Era 14 de junho de 1925. O mar estava agitado em Newport Beach, Califórnia. As ondas beiravam 25 pés. Duke surfava ao lado de Gerald Vultee e Owen Hale, quando um barco com 17 pescadores virou em meio à tormenta. Os três conseguiram salvar a vida de 12 tripulantes. Oito foram resgatados por Duke, que entrou no mar e voltou para a areia por três vezes.

“Duke, eu não te vejo desde que me levou até a praia. E você me deixou lá com pressa, para voltar ao barco e fazer o resgate dos outros. Você fez um incrível trabalho. E eu esperei 32 anos para agradecê-lo nesta noite.”
– Harry Olen

Para Fred Hemmings, o espírito aloha de Duke superava a carreira fenomenal como atleta. “Um homem humilde. Era o mais venerado e respeitado no Hawaii no século 20”, conta Fred, o qual revela que os valores de Duke fora mas maiores influências na sua vida. Em um documentário, Pam Anderson, que foi treinada por Duke, contou: “Ele tinha uma alma gentil. Sempre tinha tempo para você, caso precisasse conversar sobre qualquer coisa”. DeLaVega diz que não consegue imaginar como seria o surf sem Duke. “Ele sempre se sentia mais à vontade na água do que sob as luzes brilhantes da fama”.

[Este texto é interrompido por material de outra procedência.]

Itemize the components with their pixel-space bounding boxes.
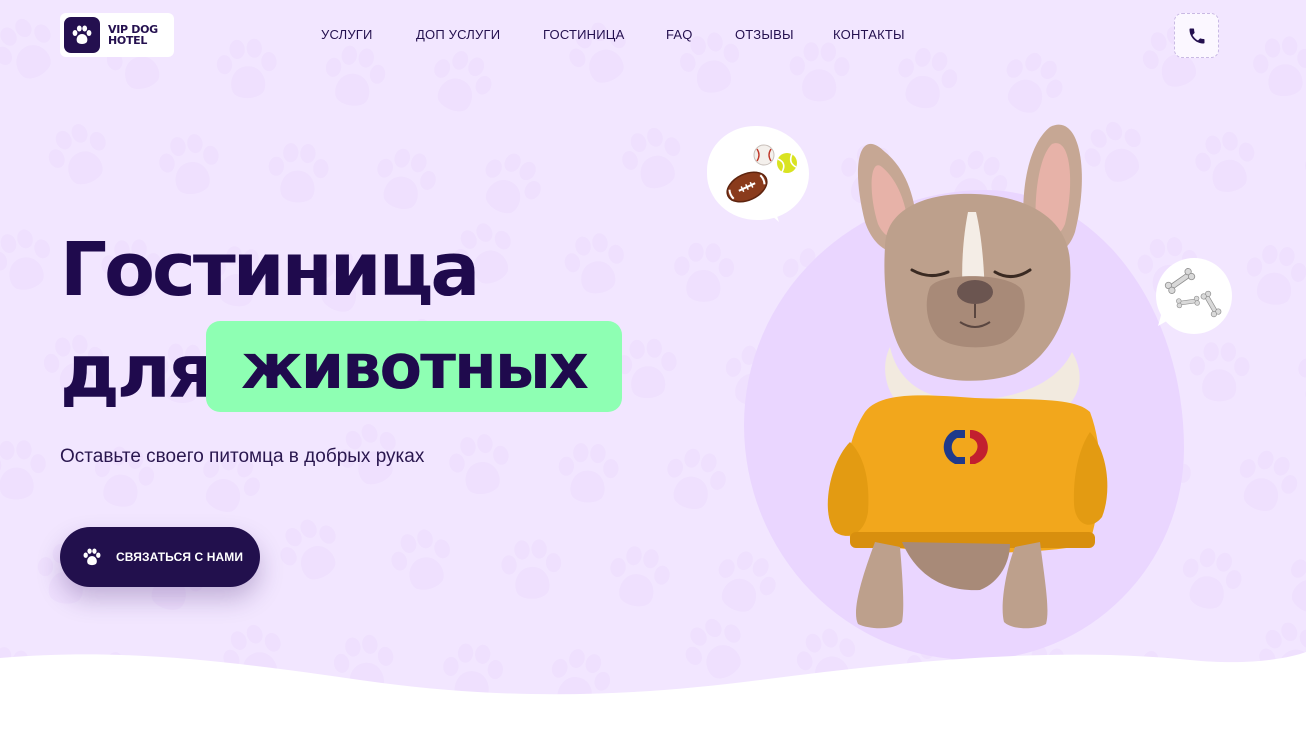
bone-icon [1176, 295, 1200, 309]
nav-item-extra-services[interactable]: ДОП УСЛУГИ [416, 27, 500, 42]
contact-us-button[interactable]: СВЯЗАТЬСЯ С НАМИ [60, 527, 260, 587]
contact-us-button-label: СВЯЗАТЬСЯ С НАМИ [116, 550, 244, 564]
paw-icon [83, 548, 101, 566]
nav-item-contacts[interactable]: КОНТАКТЫ [833, 27, 905, 42]
nav-item-hotel[interactable]: ГОСТИНИЦА [543, 27, 624, 42]
french-bulldog-image [827, 124, 1108, 629]
nav-item-reviews[interactable]: ОТЗЫВЫ [735, 27, 794, 42]
nav-item-services[interactable]: УСЛУГИ [321, 27, 373, 42]
bottom-wave-divider [0, 652, 1306, 753]
bone-icon [1200, 290, 1222, 318]
hero-title-line2: для [60, 329, 215, 415]
baseball-icon [753, 144, 775, 166]
phone-icon [1189, 28, 1204, 43]
football-icon [726, 171, 768, 203]
main-nav: УСЛУГИ ДОП УСЛУГИ ГОСТИНИЦА FAQ ОТЗЫВЫ К… [0, 27, 1306, 43]
nav-item-faq[interactable]: FAQ [666, 27, 693, 42]
hero-subtitle: Оставьте своего питомца в добрых руках [60, 446, 425, 467]
bone-icon [1164, 268, 1196, 294]
hero-title-highlight: животных [206, 321, 622, 412]
phone-button[interactable] [1174, 13, 1219, 58]
bones-bubble [1156, 258, 1232, 334]
hero-title-line1: Гостиница [60, 227, 480, 313]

Duke Kahanamoku faleceu em 1968, aos 77 anos, após um ataque cardíaco. Ele contagiava as pessoas com sua humildade, seu talento e com o espírito de aloha, sejam elas crianças de Waikiki, atores de Hollywood, atletas famosos ou políticos importantes. Legítimo havaiano, puro surfista. Por onde passava, Duke propagava a seguinte filosofia: “Deixe o oceano te ensinar. Ele vai te ensinar tudo o que você precisa saber”.